我們已經成功地使用了以下文章來幫助創建包含像int *這樣的基本類型的結構。紋理爲只讀數組提供了很好的性能提升。我們使用其中的很多，這使內核和內核子函數的參數列表變得漫長而複雜。我們希望將紋理嵌入到結構中以減少參數長度和複雜度。如何將CUDA紋理對象嵌入到結構中？

Copying a struct containing pointers to CUDA device

這裏的代表，我們使用的代碼方法的一個片段。它編譯，但在運行時崩潰。

// Initialize texture description 
memset(&textureDescription, 0, sizeof(textureDescription)); 
textureDescription.readMode = cudaReadModeElementType; 

// Create Texture from variable 
cudaTextureObject_t texture = 0; 
cudaResourceDesc resource; 
memset(&resource, 0, sizeof(resource)); 
resource.resType = cudaResourceTypeLinear; 
resource.res.linear.devPtr = intArray; 
resource.res.linear.desc.f = cudaChannelFormatKindSigned; 
resource.res.linear.desc.x = 32; // bits per channel 
resource.res.linear.sizeInBytes = count*sizeof(int); 
cudaCreateTextureObject(&texture, resource, &textureDescription, NULL); 

// These declarations are in the .h file 
typedef struct SampleStructure { 
    cudaTextureObject_t texture; 
} SampleStructure; 
SampleStructure *structureHost; 
SampleStructure *structureDevice; 

// Create host and device structures 
structureHost = (SampleStructure *)malloc(sizeof(SampleStructure)); 
cudaMalloc(&structureDevice, sizeof(SampleStructure)); 

// Assign the texture object to the host structure 
structureHost->texture = texture; 

// Copy the host structure to Global Memory 
cudaMemcpy(structureDevice, structureHost, sizeof(SampleStructure), cudaMemcpyHostToDevice)); 

// Pass Texture and Texture-embedded-in-structure to kernel 
kenerl<<<1,1>>>(texture, structureDevice); 

... 
__global__ void 
kernel(cudaTextureObject_t texture, SampleStructure *structureDevice) { 
    value = tex1Dfetch<int>(texture, index); // Runs successfully at runtime 
    value = tex1Dfetch<int>(structureDevice->texture, index); // Crashes at runtime 
}

當使用內核代碼的「紋理」變量（或子功能），它運行正確。如果使用「structureDevice-> texture」，則會在運行時崩潰。

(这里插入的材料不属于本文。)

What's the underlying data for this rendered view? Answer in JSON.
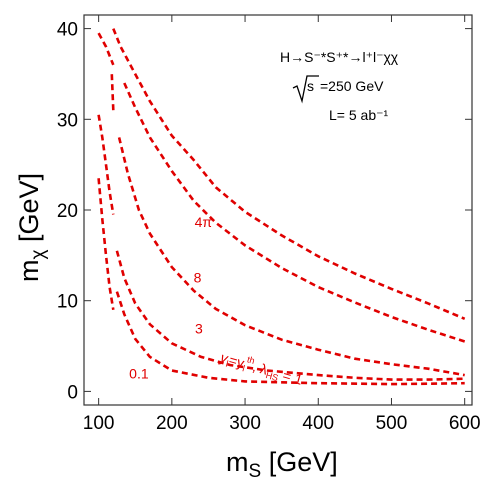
{
  "chart_data": {
    "type": "line",
    "title": "",
    "xlabel": {
      "main": "m",
      "sub": "S",
      "unit": "[GeV]"
    },
    "ylabel": {
      "main": "m",
      "sub": "χ",
      "unit": "[GeV]"
    },
    "xlim": [
      80,
      610
    ],
    "ylim": [
      -1.5,
      41.5
    ],
    "x_ticks": [
      100,
      200,
      300,
      400,
      500,
      600
    ],
    "y_ticks": [
      0,
      10,
      20,
      30,
      40
    ],
    "grid": false,
    "annotations": {
      "process": "H→S⁻*S⁺*→l⁺l⁻χχ",
      "energy": "=250 GeV",
      "energy_sqrt_symbol": "s",
      "luminosity": "L= 5 ab⁻¹"
    },
    "series": [
      {
        "label": "4π",
        "label_pos": [
          243,
          18.1
        ],
        "segments": [
          [
            [
              120,
              40
            ],
            [
              130,
              38
            ],
            [
              150,
              35
            ],
            [
              170,
              32
            ],
            [
              200,
              28.2
            ],
            [
              230,
              25.5
            ],
            [
              260,
              22.5
            ],
            [
              300,
              19.8
            ],
            [
              350,
              17.2
            ],
            [
              400,
              14.9
            ],
            [
              450,
              13
            ],
            [
              500,
              11.3
            ],
            [
              550,
              9.7
            ],
            [
              600,
              8
            ]
          ]
        ]
      },
      {
        "label": "8",
        "label_pos": [
          235,
          12
        ],
        "segments": [
          [
            [
              100,
              39.5
            ],
            [
              110,
              38
            ],
            [
              120,
              36
            ]
          ],
          [
            [
              120,
              31
            ],
            [
              118,
              35
            ]
          ],
          [
            [
              135,
              34
            ],
            [
              150,
              31.3
            ],
            [
              170,
              28
            ],
            [
              200,
              24.3
            ],
            [
              230,
              21
            ],
            [
              260,
              18.6
            ],
            [
              300,
              16.1
            ],
            [
              350,
              13.6
            ],
            [
              400,
              11.5
            ],
            [
              450,
              9.8
            ],
            [
              500,
              8.2
            ],
            [
              550,
              6.8
            ],
            [
              600,
              5.5
            ]
          ]
        ]
      },
      {
        "label": "3",
        "label_pos": [
          237,
          6.4
        ],
        "segments": [
          [
            [
              100,
              30.5
            ],
            [
              105,
              28
            ],
            [
              110,
              25
            ],
            [
              115,
              22
            ],
            [
              120,
              19.5
            ]
          ],
          [
            [
              128,
              28
            ],
            [
              140,
              24
            ],
            [
              155,
              20
            ],
            [
              170,
              17.4
            ],
            [
              200,
              13.7
            ],
            [
              230,
              11.1
            ],
            [
              260,
              9.1
            ],
            [
              300,
              7.3
            ],
            [
              350,
              5.7
            ],
            [
              400,
              4.6
            ],
            [
              450,
              3.6
            ],
            [
              500,
              3
            ],
            [
              550,
              2.5
            ],
            [
              600,
              1.8
            ]
          ]
        ]
      },
      {
        "label": "",
        "label_pos": null,
        "segments": [
          [
            [
              100,
              23.5
            ],
            [
              105,
              19
            ],
            [
              110,
              15
            ],
            [
              115,
              11.5
            ],
            [
              120,
              9
            ]
          ],
          [
            [
              125,
              15.5
            ],
            [
              135,
              12.5
            ],
            [
              150,
              9.7
            ],
            [
              170,
              7.4
            ],
            [
              200,
              5.3
            ],
            [
              240,
              3.8
            ],
            [
              280,
              2.9
            ],
            [
              330,
              2.3
            ],
            [
              400,
              1.8
            ],
            [
              450,
              1.5
            ],
            [
              500,
              1.3
            ],
            [
              550,
              1.3
            ],
            [
              600,
              1.4
            ]
          ]
        ]
      },
      {
        "label": "0.1",
        "label_pos": [
          155,
          1.4
        ],
        "segments": [
          [
            [
              125,
              11
            ],
            [
              135,
              8.5
            ],
            [
              150,
              5.8
            ],
            [
              170,
              3.8
            ],
            [
              200,
              2.3
            ],
            [
              250,
              1.5
            ],
            [
              300,
              1.1
            ],
            [
              400,
              0.9
            ],
            [
              500,
              0.8
            ],
            [
              550,
              0.85
            ],
            [
              600,
              0.9
            ]
          ]
        ]
      }
    ],
    "curve_annotation": {
      "y_text": "y",
      "y_sub": "l",
      "eq": "=y",
      "eq_sub": "l",
      "eq_sup": "th",
      "lambda": ", λ",
      "lambda_sub": "HS",
      "value": " = 1",
      "pos": [
        265,
        3.3
      ],
      "rotate": 16
    }
  }
}
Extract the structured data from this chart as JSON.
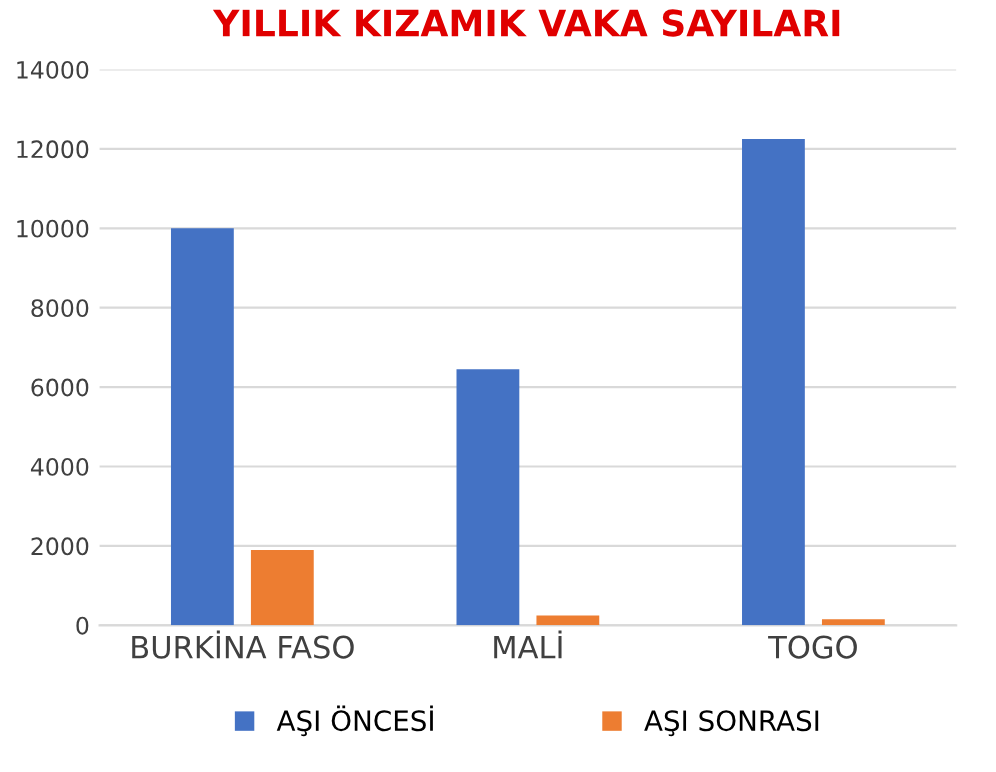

有人可以展示一個簡單的代碼，展示如何成功地將一個紋理對象嵌入到一個傳遞給內核的結構中，並且運行時不會崩潰？或者有人可以指出我們提供的代碼中的錯誤可能在哪裏？

來源

2015-11-29 roger1994

爲什麼你不只是通過價值傳遞結構而不是參考？ – talonmies

@talonmies通過值傳遞導致內核運行時錯誤，只需調用內核即可。我修改了參數列表以接受值的結構，但是傳遞的結構會導致運行時失敗。 kernel <<1,1>>（texture，* structureDevice）; – roger1994

這不是通過價值傳遞結構。這是取消引用主機上的設備指針，這顯然是非法的。只需在主機內存中創建一個結構並按值傳遞即可。支持的體系結構可以使用大小爲4kb的參數列表，因此在使用傳遞值時沒有實際的大小限制 – talonmies

通過價值傳遞結構得到了一個工作解決方案。這是使它正常工作的代碼。感謝@talonmies的建議。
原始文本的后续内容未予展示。